Naast het ontbreken van standaarden om onderzoeksinformatie vast te leggen is ook het nastreven van open standaarden een belangrijk uitgangspunt. Door digitalisering worden we steeds afhankelijker van leveranciers van technologie en lopen we het risico op vendor-lock-ins. Dit houdt in dat we de informatie niet makkelijk uit een systeem kunnen halen om het uit te wisselen met andere systemen of om het bij een alternatieve leverancier neer te zetten. Open standaarden zijn laagdrempelig beschikbaar en toegankelijk voor iedereen en bevorderen daardoor interoperabiliteit. Lees hier meer over het belang van open standaarden.

**Wat is de scope?**

De focus ligt initieel op “Zichtbaarheid in Publinova”, waarbij we kijken naar de volgende vier entiteiten: Person (Persoon), Organization (Partij/Organisatie), Project (Project), en Product (Output). Door gegevens over deze entiteiten op een eenduidige manier vast te leggen en uit te wisselen wordt er in de behoefte voorzien om inzage te krijgen welke onderzoeksprojecten er lopen, wat deze hebben opgeleverd en wie erbij betrokken waren. Daarbij gaat het zowel om onderzoek dat al is uitgevoerd, lopende projecten, en onderzoek dat nog op de planning staat. Door deze kennis over onderzoek met elkaar te delen zijn we beter in staat om het ontwikkelen van nieuwe kennis uit praktijkgericht onderzoek te organiseren. In eerste instantie ligt de nadruk dan ook op publieke metadata, waardoor essentiële informatie voor samenwerking en onderzoek toegankelijk wordt.

**De Aanpak**

De metadata werkgroep is gestart in juni en zal in november de eerste resultaten presenteren. In deze periode worden de entiteiten geprioriteerd en één voor één uitgewerkt. Op dit moment worden de entiteiten persoon en partij uitgewerkt.
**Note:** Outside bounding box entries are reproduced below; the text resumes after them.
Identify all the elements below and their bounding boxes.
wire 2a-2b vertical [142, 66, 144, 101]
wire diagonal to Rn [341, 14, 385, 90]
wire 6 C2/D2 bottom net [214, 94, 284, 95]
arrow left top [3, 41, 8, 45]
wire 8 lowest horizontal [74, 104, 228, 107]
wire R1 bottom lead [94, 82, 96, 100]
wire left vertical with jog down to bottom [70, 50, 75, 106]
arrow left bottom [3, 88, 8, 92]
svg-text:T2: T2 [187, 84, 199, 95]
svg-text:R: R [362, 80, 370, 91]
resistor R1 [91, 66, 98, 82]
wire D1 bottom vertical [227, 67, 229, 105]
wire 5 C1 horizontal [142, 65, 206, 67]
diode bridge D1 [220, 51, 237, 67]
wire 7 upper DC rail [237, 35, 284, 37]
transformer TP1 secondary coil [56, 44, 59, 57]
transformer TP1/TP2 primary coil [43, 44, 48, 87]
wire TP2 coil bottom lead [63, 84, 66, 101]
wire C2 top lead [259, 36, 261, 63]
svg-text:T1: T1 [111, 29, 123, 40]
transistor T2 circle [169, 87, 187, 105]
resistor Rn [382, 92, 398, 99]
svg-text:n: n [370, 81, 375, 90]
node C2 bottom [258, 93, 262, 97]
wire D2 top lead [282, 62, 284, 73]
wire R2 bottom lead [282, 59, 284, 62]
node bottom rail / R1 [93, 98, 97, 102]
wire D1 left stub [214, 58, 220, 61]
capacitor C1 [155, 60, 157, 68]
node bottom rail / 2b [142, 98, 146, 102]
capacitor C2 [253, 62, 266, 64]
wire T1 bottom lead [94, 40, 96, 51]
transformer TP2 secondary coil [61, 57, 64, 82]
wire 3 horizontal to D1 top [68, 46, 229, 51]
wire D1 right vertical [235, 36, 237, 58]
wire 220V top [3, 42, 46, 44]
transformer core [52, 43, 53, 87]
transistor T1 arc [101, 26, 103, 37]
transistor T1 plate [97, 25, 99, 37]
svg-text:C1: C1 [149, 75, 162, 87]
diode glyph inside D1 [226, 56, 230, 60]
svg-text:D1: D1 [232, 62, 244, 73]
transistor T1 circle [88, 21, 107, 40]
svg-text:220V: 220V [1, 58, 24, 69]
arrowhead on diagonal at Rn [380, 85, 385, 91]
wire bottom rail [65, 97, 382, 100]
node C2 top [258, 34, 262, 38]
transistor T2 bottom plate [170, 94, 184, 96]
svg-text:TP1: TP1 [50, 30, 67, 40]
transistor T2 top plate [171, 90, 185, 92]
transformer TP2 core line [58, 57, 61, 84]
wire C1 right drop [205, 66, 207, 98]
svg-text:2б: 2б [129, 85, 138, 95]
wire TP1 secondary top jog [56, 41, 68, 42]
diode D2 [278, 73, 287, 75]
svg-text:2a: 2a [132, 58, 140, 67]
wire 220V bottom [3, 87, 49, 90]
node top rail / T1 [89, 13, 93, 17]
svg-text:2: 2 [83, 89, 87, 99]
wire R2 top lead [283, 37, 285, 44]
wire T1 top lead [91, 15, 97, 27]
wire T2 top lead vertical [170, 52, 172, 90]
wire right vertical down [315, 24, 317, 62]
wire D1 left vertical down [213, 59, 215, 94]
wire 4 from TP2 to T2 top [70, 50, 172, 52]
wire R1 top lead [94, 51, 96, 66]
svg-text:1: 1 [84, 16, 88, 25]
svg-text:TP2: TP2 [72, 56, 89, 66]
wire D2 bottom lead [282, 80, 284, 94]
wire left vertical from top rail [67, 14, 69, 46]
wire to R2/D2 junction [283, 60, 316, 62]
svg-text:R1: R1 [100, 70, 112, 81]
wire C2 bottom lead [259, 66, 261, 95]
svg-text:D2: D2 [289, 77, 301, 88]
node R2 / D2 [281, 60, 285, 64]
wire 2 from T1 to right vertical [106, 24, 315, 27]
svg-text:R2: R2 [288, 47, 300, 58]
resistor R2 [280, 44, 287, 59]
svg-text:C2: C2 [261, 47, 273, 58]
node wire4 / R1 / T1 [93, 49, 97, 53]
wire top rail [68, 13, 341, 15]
Voor elke entiteit wordt een verkenning gedaan naar de 'state-of-the-art', waaronder standaarden en toepassingen binnen het wetenschappelijk onderzoek en hoe andere (inter)nationale platforms deze entiteiten uitdrukken (o.a., OpenAIRE, research.fi (Finland), researchportal.be (België)). Daarnaast wordt de huidige situatie bij de instellingen geanalyseerd, inclusief bestaande systemen en infrastructuren. Het CERIF datamodel (Common European Research Information Format) wordt gebruikt als fundament voor de afspraken die we maken voor de vier entiteiten.

De werkgroep brengt advies uit voor een kernstructuur die door elke partij kan worden geïmplementeerd, met extensies voor instelling- of toepassingspecifieke behoeften waar dat nodig is. Daarnaast streeft de werkgroep ook naar een goede aansluiting op Persistent Identifiers (PIDs) om de unieke identificatie en uitwisseling van informatie te vergemakkelijken. Er zal dus ook advies worden uitgebracht over welke PIDs gebruikt kunnen worden.

Dit plan van aanpak benadrukt de behoefte aan afspraken en standaarden in het onderzoeksdomein. De werkgroep heeft een pragmatische aanpak om geleidelijk de interoperabiliteit van informatie over praktijkgericht onderzoek te vergroten, waardoor het de weg vrijmaakt voor meer efficiënte samenwerking en innovatie. Het bottom-up, participatieve karakter ervan belooft een solide basis te leggen voor de toekomst van RIS-oplossingen in de wereld van praktijkgericht onderzoek.